This is the history, more or less, of the Schechter family in America, from the turn of one century through much of the next. Like all history, it is mediated, shaped, perhaps even distorted by the play of time and the limits of memory. It is our history, as recalled by my parents Ruth and Jerry Schechter.

In October of 1987, armed with my new video camera, I sat my mother and father down on my couch in Brookline, Massachusetts, and proceeded to interview them about our family story. The transcript that follows does not capture the intense kibitzing that punctuated the session. Both agreed on only one thing: whoever was talking was wrong and remembered nothing correctly. Details were swatted back and forth like a volleyball. In the end, my mother emerged the aggrieved party, because my father had hardly let her speak, perhaps feeling that the Lubin family really had little history worthy of reporting. When she did finally get her chance, she spoke with the moral authority of a victim, and sternly warned him not to interfere. The interview lasted perhaps 90 minutes.

As for contradictions, the reader can make his or her own judgements. One interesting aspect of the interview was what it revealed about what my father thought he knew about his family’s life in Russia, based on what his own mother had told him. Some of this information turned out to be wrong or dramatically incomplete. It wasn’t until many years later, when we began the process of having my grandmother’s letters translated, that he learned, for instance, that she had left behind a half-dozen brothers and sisters in the old country. That story, based on more complete research, is told in the book, Bessie’s Letters, published in 1998.

A much longer interview of my father, more than six hours in length, was conducted in his former residence, at Croton, NY, in the winter of 1989, less than seven months after my mother had passed away. The history of our family now poured out in even greater detail. Yet memory also played its tricks: I was confounded that my father, still in a state of deep shock and grief, could not remember some classic family stories, told and many times re-told, over our kitchen table.

These interviews–the two brief ones of my mother and father, and the longer one of my father– are preserved on video tape. These transcriptions will, hopefully, help to make the interviews more accessible.

With the publication of these interview, the project of recording and preserving my family’s history, and the story of those incandescent individuals who shaped our has been largely completed. No doubt, the next generation of Schechters will have a word or two of their own to add to this continuing family saga.
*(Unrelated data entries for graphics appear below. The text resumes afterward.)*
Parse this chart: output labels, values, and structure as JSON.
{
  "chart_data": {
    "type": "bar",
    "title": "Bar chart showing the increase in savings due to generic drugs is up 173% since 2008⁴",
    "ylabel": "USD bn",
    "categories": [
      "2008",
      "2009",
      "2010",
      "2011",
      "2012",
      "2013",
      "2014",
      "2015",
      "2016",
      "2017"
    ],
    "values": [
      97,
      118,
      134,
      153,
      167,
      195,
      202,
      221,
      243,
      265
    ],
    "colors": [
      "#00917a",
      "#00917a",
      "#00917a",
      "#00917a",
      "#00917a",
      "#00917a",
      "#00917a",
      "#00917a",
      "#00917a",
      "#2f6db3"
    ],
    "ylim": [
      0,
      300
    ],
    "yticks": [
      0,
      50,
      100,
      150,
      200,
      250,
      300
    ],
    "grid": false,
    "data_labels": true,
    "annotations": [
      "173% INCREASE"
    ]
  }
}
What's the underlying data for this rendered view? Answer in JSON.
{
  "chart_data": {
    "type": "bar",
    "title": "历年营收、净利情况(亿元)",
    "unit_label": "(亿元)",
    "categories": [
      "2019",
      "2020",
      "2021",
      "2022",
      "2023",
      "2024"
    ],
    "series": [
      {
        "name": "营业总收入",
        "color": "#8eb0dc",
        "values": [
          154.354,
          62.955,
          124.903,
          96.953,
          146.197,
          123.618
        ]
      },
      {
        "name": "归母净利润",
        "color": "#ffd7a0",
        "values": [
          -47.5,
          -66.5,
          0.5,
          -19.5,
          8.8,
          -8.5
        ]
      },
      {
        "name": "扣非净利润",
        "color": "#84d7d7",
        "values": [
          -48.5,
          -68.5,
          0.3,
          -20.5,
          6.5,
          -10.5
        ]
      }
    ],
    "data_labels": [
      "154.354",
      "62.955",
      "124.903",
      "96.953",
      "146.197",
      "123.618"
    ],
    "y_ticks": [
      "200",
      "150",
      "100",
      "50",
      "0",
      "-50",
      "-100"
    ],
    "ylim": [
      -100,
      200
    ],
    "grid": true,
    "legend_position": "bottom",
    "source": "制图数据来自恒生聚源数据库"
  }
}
To date the following works have been published:

The More You Watch the Less You Know (Danny Schechter)
Bessie’s Letters (Bessie Rapoport Schechter)
Max Schechter-Father, Grandfather, Union Activist
Remembering Grandma Sarah
Ruth Lisa Schechter-A Memory Book
Back Of The Beyond (Family history poems)
A Storied Past

During World War II, my Uncle George, who served in the army for six years, carried on a voluminous correspondence with my mother and father. The originals of these letters can now be found in looseleaf binders in my home., in Brookline, Massachusetts. My aunt, Dana Schechter, is currently organizing the letters into a publishable format, with notes and maps that will provide a fuller context. We eagerly await the completion of her work.

Bill Schechter
Brookline, Mass.
October 17, 2000

Editors Note: Subsequent to the publication of this book four additional works appeared:

News Dissector/ Passions, Pieces & Polemics, 1960-2000 (Danny Schechter)
In The Center of the Whirlpool/ A Soldier’s Journal (George Schechter)
What Happened To Our Family During The Holocaust?